Ernst Theodor Lechler (23 June 1872 – 18 January 1950) was a German Lutheran theologian, missionary to Brazil, educator, and scout leader.

== Early life and education ==
Lechler was born in Esslingen am Neckar, son of pastor Christian Lechler and Bertha Marie Ernestine Schütz. Due to health problems, he was initially homeschooled before attending schools in Esslingen and Stuttgart. He studied theology in Tübingen, Erlangen, and Leipzig. His personal curriculum (Lebenslauf) written in 1898 describes these stages.

== Mission in Brazil ==
In 1898 he was sent by the Protestant Foreign Mission to Brazil.
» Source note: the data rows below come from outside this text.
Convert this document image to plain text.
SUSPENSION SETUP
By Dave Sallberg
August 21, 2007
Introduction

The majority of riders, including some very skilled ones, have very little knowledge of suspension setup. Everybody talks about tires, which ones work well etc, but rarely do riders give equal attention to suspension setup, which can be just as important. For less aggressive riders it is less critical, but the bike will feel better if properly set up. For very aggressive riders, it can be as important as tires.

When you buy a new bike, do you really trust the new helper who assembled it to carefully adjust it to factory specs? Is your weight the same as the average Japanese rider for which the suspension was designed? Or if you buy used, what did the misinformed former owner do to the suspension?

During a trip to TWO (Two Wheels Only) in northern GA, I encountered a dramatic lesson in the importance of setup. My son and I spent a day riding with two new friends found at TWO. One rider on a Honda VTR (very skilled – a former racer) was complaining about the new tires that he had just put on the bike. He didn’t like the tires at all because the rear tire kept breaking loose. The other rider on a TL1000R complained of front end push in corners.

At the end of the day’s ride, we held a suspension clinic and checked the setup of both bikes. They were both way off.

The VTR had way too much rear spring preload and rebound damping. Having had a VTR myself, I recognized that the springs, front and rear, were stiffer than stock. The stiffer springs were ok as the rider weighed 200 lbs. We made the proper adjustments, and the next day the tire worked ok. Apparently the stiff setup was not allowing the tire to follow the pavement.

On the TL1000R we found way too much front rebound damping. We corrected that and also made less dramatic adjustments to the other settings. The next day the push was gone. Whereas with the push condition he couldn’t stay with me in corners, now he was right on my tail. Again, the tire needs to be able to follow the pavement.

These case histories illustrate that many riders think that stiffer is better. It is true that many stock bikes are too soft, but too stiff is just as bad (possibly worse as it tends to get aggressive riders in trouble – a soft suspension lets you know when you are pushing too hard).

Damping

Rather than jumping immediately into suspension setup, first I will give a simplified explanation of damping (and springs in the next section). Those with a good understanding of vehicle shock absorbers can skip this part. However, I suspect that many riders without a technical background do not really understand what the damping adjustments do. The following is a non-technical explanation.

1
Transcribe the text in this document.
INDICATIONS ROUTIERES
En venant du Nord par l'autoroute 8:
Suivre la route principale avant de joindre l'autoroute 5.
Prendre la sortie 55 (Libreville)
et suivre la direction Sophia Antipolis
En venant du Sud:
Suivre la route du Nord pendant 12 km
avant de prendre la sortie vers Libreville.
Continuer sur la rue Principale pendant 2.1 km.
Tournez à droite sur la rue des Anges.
He first served in Três Forquilhas (now Itati, Rio Grande do Sul).

He promoted literacy and founded a bilingual choir for the Afro-Brazilian community.
From 1907 to 1927, he worked in Santa Cruz do Sul, where he played a major role in local education.

== Educational work ==
Lechler was director of Colégio Mauá, a prominent Lutheran school in Santa Cruz do Sul.

== Scouting ==
In 1917 he was one of the co-founders of the "União dos Escoteiros do Brasil" in Porto Alegre, linked to the German Scouting movement.

== Resistance against Nazism ==
During the 1930s, Lechler taught at the Kirchliches Auslandsseminar, which had moved to Ilsenburg. He participated in church resistance activities against Nazi policies.
The Evangelical Church in the Rhineland archive preserves photographs of Lechler from this period.